UK Copyright Law and Generative AI: Liability, Scraping and Policy

  • Thread Author
The scales balance a CDPA legal book against digital data and cloud tech.
Kevin Sullivan’s briefing from Insider Media sets out the sharp legal fault lines at the intersection of UK copyright law and generative AI, warning that artists, educators and policymakers are locked in a high-stakes debate over how models are trained, who pays for creative inputs, and how to preserve incentive and accountability in an era of “scraping” and large-scale data aggregation.

Background​

Generative AI tools can produce text, code, images, audio and video within seconds by learning statistical patterns from massive datasets. Their rise has been meteoric and pragmatic: businesses and consumers adopt models such as ChatGPT and Copilot to accelerate work, while artists, academics and legislators raise alarm about the unlicensed use of copyrighted material. Sullivan’s overview captures that tension — innovation on one side, creator concern and potential legal exposure on the other.

Why the law matters now​

Copyright remains the central legal framework for protecting the fruits of creative labour in the UK. Under the Copyright, Designs and Patents Act 1988 (CDPA), infringement occurs when a “restricted act” is performed in relation to the whole or a substantial part of a protected work. Importantly, the statutory concept of a “substantial part” is a qualitative test: copying a small but qualitatively important portion can infringe just as surely as wholesale copying. This legal baseline shapes how courts and policymakers evaluate whether AI training and outputs cross the line into infringement.

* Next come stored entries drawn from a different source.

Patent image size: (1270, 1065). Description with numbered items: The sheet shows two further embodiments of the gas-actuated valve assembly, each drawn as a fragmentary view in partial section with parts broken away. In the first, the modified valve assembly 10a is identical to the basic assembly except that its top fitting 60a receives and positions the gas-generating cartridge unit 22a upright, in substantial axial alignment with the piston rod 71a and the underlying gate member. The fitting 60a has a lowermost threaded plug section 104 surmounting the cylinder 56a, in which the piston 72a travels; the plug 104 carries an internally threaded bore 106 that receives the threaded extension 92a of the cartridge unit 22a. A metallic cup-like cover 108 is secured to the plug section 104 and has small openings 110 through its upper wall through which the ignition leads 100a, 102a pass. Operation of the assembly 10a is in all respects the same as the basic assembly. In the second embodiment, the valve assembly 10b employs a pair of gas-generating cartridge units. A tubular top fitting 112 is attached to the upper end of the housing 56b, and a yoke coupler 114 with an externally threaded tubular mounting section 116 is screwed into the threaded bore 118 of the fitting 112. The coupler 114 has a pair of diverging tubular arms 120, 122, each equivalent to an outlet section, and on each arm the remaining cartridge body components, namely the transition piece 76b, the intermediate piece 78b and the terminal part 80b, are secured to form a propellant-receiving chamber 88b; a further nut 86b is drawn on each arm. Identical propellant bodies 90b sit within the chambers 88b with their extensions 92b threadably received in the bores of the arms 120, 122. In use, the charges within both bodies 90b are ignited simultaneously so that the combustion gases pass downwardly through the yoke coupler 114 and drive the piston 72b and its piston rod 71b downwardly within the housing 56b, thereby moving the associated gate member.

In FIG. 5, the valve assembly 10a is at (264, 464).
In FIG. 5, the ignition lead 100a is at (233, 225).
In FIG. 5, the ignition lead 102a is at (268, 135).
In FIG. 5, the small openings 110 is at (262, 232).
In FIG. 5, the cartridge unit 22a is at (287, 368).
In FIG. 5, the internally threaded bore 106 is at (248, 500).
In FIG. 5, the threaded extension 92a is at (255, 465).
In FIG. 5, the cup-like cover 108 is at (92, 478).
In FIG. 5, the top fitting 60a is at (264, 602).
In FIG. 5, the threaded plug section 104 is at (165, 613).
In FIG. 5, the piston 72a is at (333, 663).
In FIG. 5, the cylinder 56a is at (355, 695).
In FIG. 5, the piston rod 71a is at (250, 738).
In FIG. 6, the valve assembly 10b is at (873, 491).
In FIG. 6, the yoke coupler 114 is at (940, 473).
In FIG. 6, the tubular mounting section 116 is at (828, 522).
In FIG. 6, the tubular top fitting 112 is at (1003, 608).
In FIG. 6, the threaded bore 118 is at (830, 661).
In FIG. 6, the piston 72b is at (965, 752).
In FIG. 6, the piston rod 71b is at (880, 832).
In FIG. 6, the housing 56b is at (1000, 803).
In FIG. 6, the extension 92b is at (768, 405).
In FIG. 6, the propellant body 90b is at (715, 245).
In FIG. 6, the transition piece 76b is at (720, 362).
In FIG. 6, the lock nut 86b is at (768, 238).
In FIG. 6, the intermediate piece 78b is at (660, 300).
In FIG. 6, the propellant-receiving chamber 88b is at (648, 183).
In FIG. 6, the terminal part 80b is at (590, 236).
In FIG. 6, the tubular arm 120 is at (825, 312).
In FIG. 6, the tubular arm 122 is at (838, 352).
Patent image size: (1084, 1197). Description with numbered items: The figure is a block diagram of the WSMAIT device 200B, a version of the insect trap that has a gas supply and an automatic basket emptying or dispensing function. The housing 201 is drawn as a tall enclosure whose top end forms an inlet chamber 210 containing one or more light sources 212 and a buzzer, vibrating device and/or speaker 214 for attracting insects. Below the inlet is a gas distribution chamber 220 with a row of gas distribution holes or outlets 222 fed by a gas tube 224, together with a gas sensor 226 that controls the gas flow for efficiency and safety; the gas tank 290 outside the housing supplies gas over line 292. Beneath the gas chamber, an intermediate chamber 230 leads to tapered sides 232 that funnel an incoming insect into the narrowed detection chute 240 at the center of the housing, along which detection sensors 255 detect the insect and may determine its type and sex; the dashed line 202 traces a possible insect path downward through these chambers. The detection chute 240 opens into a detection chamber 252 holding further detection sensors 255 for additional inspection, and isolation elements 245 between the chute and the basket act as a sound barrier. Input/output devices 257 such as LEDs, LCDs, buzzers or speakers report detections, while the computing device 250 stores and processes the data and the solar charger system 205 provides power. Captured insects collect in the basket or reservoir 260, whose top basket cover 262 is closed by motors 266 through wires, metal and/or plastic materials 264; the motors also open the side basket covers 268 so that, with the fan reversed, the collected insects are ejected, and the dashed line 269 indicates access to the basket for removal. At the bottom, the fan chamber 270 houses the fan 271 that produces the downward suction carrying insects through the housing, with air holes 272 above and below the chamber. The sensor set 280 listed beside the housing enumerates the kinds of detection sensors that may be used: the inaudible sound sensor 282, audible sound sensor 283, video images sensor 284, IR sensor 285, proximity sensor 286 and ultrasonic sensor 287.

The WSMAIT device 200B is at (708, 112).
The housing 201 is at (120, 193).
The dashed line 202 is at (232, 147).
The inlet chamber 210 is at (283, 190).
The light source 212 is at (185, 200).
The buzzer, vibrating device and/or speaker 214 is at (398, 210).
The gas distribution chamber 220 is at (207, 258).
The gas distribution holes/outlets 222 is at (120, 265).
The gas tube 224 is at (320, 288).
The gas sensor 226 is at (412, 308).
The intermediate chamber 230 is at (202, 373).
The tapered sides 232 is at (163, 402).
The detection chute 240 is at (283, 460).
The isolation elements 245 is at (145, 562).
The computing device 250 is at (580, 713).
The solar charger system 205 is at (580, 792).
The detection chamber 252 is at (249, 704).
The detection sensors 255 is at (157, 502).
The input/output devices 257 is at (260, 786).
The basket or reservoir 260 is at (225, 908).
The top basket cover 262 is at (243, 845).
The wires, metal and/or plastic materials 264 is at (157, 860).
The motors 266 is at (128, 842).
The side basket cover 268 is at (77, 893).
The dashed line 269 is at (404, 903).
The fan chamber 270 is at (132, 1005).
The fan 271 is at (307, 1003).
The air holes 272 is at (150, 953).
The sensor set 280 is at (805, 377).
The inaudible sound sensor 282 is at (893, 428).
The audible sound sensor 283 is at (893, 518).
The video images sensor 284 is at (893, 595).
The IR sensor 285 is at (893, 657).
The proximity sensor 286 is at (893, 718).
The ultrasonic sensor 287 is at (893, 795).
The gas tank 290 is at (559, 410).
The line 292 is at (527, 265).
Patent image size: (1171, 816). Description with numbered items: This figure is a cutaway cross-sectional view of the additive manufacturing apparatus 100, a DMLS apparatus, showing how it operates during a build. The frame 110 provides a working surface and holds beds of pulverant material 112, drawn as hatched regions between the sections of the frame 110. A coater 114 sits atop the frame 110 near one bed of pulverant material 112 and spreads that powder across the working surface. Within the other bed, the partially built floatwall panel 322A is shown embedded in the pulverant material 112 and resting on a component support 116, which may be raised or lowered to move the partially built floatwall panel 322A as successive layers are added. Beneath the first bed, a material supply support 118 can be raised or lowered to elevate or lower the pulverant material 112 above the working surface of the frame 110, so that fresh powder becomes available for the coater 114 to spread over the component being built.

What Kevin Sullivan laid out​

  • Generative AI “scrapes” internet content en masse to create new outputs that often incorporate or echo protected works.
  • The UK’s current copyright regime restricts copying unless a licence or statutory exception applies.
  • Certain statutory “permitted acts” — for example non-commercial research exceptions and fair dealing — can protect some uses, but they are narrow and fact-dependent.
  • Government policy (labelled “Tech First” in some public commentary) seeks to accelerate AI adoption, including by training pupils in AI skills, while balancing creators’ rights; this has provoked high-profile condemnation from artists such as Sir Elton John.
These are precise, practical observations: the law as written makes unlicensed commercial scraping risky, but the scale and complexity of model training, and the international distribution of infrastructure, blur where liability begins and ends.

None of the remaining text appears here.